Dave Haslam, Mancunian DJ and writer, sees the influence of Madchester in Manchester today. “Madchester was a chaotic, accidental, spontaneous burst of madness,” he says. “An adventure, that’s what I remember it as. No one controlled it, which meant that gangsters and corporate cowboys saw an opportunity. And once it was labelled, it kind of became about white boy indie bands, which made it more boring than it actually was. But you could say that the labelling had a value, in that it sent out a message that Manchester was being remade and that was a very important thing to say. Because in London, let alone New York and Paris, the view before then was that Manchester was post-industrial, everyone was unemployed, warehouses were lying empty, it was grim…”
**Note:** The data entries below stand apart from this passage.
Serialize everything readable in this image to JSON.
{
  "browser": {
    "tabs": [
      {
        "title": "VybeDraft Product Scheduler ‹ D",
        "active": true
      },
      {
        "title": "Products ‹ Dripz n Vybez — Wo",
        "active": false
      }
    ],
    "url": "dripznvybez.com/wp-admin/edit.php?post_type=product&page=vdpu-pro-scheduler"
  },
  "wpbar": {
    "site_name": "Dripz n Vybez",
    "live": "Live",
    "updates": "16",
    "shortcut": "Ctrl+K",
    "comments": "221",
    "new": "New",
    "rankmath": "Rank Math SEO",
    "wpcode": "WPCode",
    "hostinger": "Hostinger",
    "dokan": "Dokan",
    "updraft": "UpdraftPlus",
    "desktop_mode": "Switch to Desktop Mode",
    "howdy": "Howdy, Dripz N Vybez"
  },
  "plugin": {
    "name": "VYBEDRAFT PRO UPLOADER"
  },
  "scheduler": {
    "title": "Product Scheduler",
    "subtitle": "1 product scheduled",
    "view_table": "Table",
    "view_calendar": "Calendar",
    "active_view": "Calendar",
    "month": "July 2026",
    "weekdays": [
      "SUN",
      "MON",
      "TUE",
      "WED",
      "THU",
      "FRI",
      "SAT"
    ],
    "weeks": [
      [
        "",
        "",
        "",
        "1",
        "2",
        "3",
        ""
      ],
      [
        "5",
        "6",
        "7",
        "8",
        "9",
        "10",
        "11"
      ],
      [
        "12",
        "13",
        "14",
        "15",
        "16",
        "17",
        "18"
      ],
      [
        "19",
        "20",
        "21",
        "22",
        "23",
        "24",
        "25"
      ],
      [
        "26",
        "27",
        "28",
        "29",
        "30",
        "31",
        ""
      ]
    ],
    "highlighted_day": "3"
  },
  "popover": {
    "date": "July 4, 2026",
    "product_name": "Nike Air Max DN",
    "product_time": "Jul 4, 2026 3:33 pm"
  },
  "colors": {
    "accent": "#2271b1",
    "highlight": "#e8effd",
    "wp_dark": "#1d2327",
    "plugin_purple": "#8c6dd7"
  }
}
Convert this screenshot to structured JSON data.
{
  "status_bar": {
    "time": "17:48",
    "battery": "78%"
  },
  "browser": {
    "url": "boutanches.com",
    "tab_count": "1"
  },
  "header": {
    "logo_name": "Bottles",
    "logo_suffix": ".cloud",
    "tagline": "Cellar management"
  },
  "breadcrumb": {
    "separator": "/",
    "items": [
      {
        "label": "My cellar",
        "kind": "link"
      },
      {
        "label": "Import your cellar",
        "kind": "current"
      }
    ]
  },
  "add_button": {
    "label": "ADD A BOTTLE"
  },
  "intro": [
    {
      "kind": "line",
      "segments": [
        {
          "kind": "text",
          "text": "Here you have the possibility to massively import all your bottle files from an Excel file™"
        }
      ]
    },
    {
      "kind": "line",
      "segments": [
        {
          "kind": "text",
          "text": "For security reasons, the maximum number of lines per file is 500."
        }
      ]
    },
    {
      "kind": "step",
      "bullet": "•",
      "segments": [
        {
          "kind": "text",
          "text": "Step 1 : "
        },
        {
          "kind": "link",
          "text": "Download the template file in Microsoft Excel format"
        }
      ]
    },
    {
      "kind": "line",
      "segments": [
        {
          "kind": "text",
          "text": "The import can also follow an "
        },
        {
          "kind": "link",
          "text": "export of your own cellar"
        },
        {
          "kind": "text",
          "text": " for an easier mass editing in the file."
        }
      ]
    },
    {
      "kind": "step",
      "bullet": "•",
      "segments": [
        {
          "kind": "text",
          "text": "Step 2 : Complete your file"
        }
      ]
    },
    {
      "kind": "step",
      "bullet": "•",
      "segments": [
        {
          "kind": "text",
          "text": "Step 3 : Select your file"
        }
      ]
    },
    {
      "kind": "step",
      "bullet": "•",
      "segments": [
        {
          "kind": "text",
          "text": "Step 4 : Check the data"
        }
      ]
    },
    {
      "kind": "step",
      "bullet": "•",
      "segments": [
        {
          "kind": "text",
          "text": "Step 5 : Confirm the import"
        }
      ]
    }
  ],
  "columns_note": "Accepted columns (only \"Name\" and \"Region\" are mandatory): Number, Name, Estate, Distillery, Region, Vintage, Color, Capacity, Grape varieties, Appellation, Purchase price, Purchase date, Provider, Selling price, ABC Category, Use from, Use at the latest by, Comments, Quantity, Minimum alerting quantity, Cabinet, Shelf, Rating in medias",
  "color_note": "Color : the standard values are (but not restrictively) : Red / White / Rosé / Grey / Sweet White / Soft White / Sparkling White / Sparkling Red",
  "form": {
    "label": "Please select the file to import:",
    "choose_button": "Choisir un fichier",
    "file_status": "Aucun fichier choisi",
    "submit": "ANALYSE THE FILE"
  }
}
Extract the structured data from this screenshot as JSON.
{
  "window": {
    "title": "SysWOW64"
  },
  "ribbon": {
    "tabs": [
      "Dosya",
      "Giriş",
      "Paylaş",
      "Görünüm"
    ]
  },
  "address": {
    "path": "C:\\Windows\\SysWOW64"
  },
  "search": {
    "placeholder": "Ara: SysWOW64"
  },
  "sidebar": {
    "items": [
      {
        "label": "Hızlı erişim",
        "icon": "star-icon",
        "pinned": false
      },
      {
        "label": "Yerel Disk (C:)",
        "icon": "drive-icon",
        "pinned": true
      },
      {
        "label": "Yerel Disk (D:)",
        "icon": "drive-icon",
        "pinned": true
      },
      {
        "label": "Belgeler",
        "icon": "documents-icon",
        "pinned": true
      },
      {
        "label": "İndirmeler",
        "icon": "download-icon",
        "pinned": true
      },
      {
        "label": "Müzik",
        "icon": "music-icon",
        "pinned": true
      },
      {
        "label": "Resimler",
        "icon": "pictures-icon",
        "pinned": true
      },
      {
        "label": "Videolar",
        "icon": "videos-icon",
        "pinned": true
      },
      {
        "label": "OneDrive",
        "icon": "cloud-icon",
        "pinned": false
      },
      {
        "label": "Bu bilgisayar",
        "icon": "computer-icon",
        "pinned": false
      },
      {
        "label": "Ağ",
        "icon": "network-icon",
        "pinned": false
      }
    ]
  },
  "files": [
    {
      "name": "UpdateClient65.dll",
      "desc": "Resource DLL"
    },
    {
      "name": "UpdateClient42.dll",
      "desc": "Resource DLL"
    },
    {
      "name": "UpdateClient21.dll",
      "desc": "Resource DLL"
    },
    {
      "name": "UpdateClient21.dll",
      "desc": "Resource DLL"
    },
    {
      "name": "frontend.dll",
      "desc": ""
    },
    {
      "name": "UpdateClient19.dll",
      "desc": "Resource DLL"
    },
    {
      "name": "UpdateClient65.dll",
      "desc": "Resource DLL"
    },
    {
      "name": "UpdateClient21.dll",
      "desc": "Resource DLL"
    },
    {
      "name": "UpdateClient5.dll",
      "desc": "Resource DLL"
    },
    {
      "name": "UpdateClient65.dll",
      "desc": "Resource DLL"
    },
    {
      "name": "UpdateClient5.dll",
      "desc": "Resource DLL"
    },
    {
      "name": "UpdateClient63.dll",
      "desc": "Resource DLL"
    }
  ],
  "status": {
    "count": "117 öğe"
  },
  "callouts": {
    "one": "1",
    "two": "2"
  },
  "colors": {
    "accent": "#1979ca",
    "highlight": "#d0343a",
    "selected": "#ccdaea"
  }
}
The reputation that Madchester gave Manchester – that of a joyful, creative, sociable place of opportunity – has never left the city. Manchester is now all about going out. When I was young, footballers and their wannabeyourgirlfriends wouldn’t dream of going into town: too scruffy and glum. Now, the city centre is packed at weekends, students move there because of the nightlife and just along from where the Haçienda used to be is a line of bars that, as Shaun Ryder once said to me, “have the look of the Haçienda but the attitude of Rotters”.
The city has always boasted a forward-thinking, arts-oriented Labour council. That council, after the Haçienda had to be shut due to gangs muscling in and, especially, after an IRA bomb destroyed much of Manchester city centre in 1996, used the idea of Manchester as a social destination to reinvent the city. Now it has a world-beating arts festival, Manchester international festival, it has the BBC in Salford, it even managed to attract investment into Manchester City Football Club.
Perhaps it’s stretching an argument to say that without Madchester, there would be no Balotelli. Still, the silly, moody, ridiculously talented Italian (loved to pieces by everyone who works at City) wouldn’t fit in another British city. He’d be swallowed by London, squashed by everywhere else. In Manchester, they believe in craziness; they know that great things can come of it. Manchester’s contemporary spirit and excitement emerged from many things. One of which was the gathering together, in the late 80s, of thousands of mad heads, in a parallel universe, a musical playground, a dream of Adidas-shod utopia.